Gillnets, however, are highly controversial in the United States because critics say they take more than their fair share of fish and kill species not targeted for harvest. They’ve been banned from virtually all freshwater fishing in the Lower 48, except in Washington and Oregon. Oregon voters rejected a proposed ban in the mid-1990s because the nets are the primary source of locally caught Columbia River fish, including spring chinook, which sells for up to $8 a pound and is much sought after by restaurants.

Now though, Oregon’s increasingly important tourism economy has made the state the likely stage for the next battle against gillnets. Six bills aimed at restricting gillnet use were brought to the Oregon Legislature in 2009. The most successful was a proposal to restrict gillnets to bays and side channels stocked with hatchery salmon, put forth by a group of retired Fish and Wildlife officials. But all the bills failed.

In their stead, a powerful nonprofit called the Coastal Conservation Association is working on a ballot measure for 2012 that would completely ban gillnets,  and likely tangle nets, ostensibly for the sake of wild salmon conservation. This effort is much better funded and organized than previous attempts, and is backed by sport fishermen who are hoping for a larger share of the catch.

Once the campaign starts, Oregonians as far away as dusty Burns, in the rural eastern reaches of the state, will be asked to sort through salmon politics, a messy job that’s traditionally left to fishermen, tribes and the seven government agencies that manage the fish. It’s a troubling arena for an emotional issue framed by hotly debated and often misunderstood science. Without a proven alternative to the gillnet, fishing communities like Astoria will face serious economic setbacks if the measure succeeds. And it’s not even clear that wild salmon would benefit.

At the center of the fight lies one simple fact: There are not enough fish in the Columbia River. Since 1991, 13 species of salmon and steelhead that originate in its waters have been listed as threatened or endangered, largely because of the death toll caused by dams.  As a result, the majority of returning salmon and steelhead are left in the river, with only a fraction allowed to be harvested. Above the Bonneville Dam, half of the catch -- or about 125,000 fish on average -- goes to tribes. The rest is split between sport and commercial fishermen below the dam.

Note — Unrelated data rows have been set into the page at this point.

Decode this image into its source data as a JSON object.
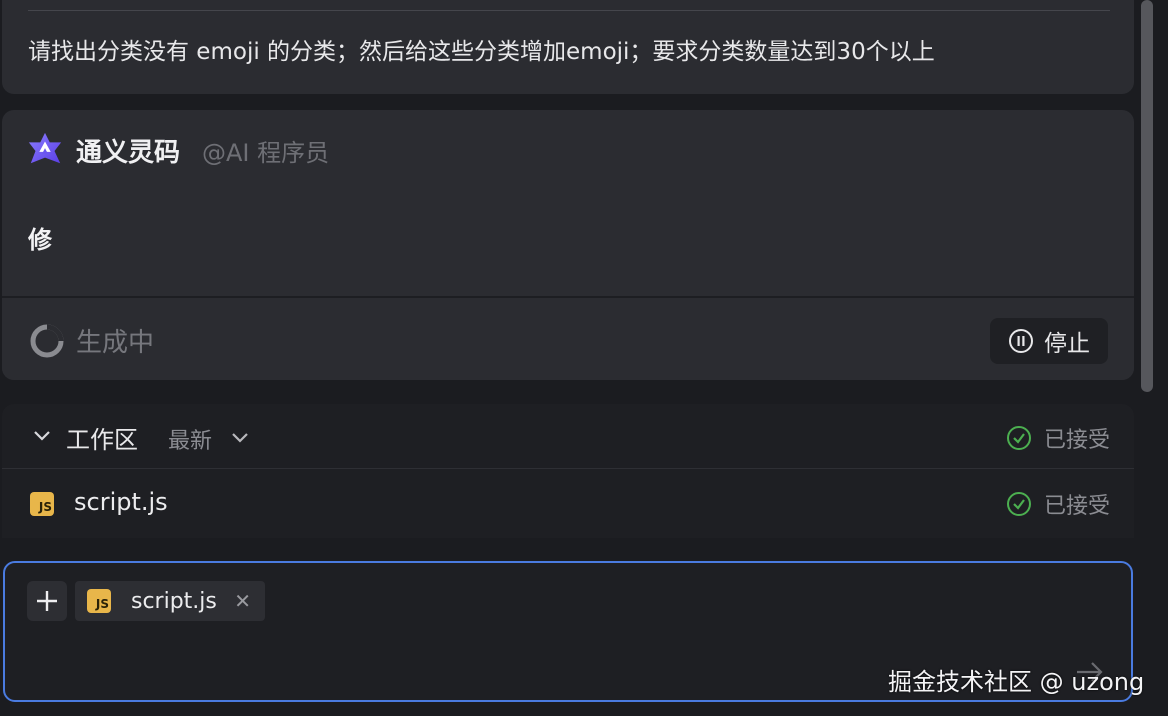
{
  "user_message": {
    "text": "请找出分类没有 emoji 的分类；然后给这些分类增加emoji；要求分类数量达到30个以上"
  },
  "assistant": {
    "name": "通义灵码",
    "role": "@AI 程序员",
    "partial_reply": "修",
    "status_text": "生成中",
    "stop_label": "停止",
    "logo_icon": "tongyi-lingma-logo",
    "accent_color": "#6f5cf2"
  },
  "workspace": {
    "title": "工作区",
    "version_label": "最新",
    "status_label": "已接受",
    "files": [
      {
        "name": "script.js",
        "type_badge": "JS",
        "status": "已接受"
      }
    ],
    "accepted_color": "#4caf50"
  },
  "input": {
    "context_file": {
      "name": "script.js",
      "type_badge": "JS"
    },
    "add_icon": "plus-icon",
    "send_icon": "send-arrow-icon",
    "border_color": "#4a7be0"
  },
  "watermark": "掘金技术社区 @ uzong"
}
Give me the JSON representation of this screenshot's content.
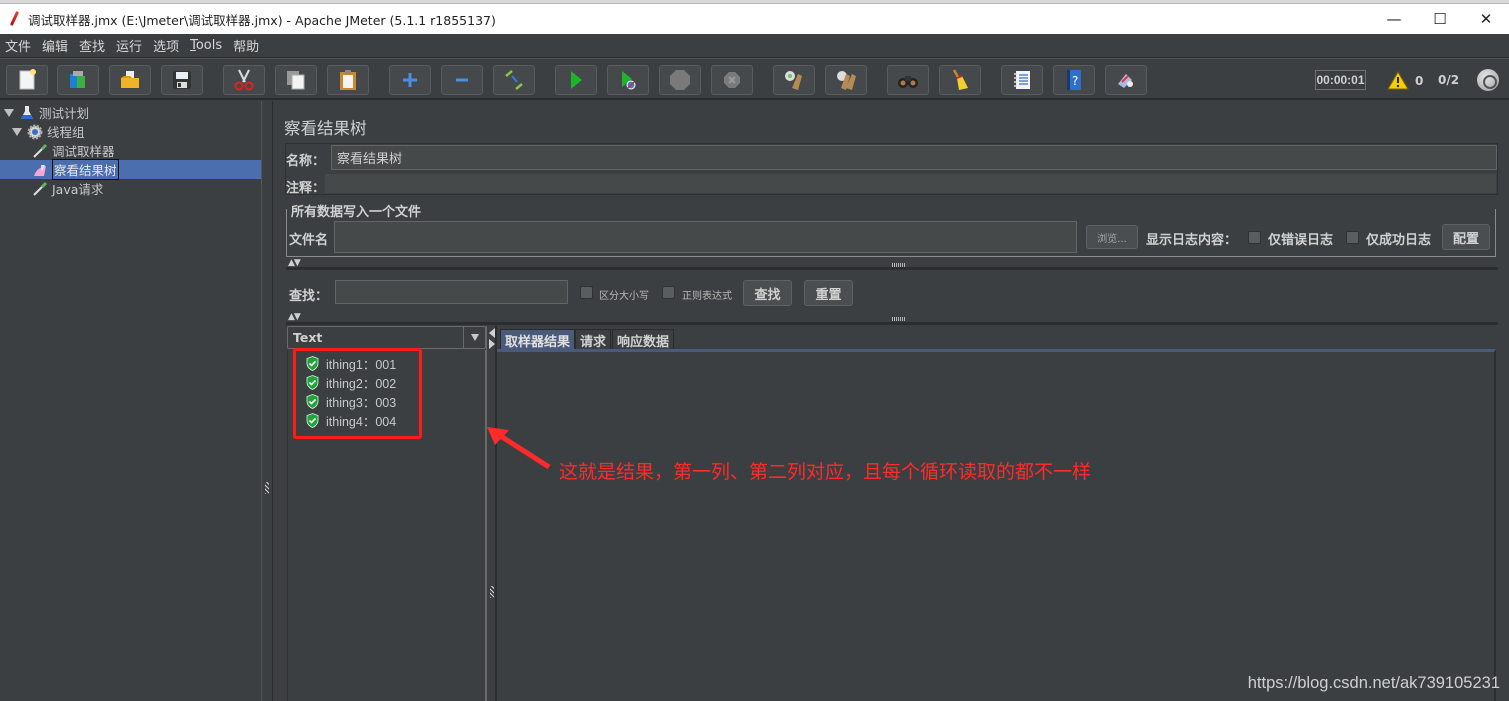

The size of the total catch is heavily constrained by how many wild salmon are accidentally killed in the process. (Only hatchery-raised salmon, which are marked with a clipped fin, are legal to take.) And gillnets tend to kill the most fish. State regulators set catch limits on the Columbia by assuming that gillnets kill 40 percent of the wild salmon accidentally caught, compared to 14.7 percent for tangle nets and 10 percent for rod-and-reel sport fishing.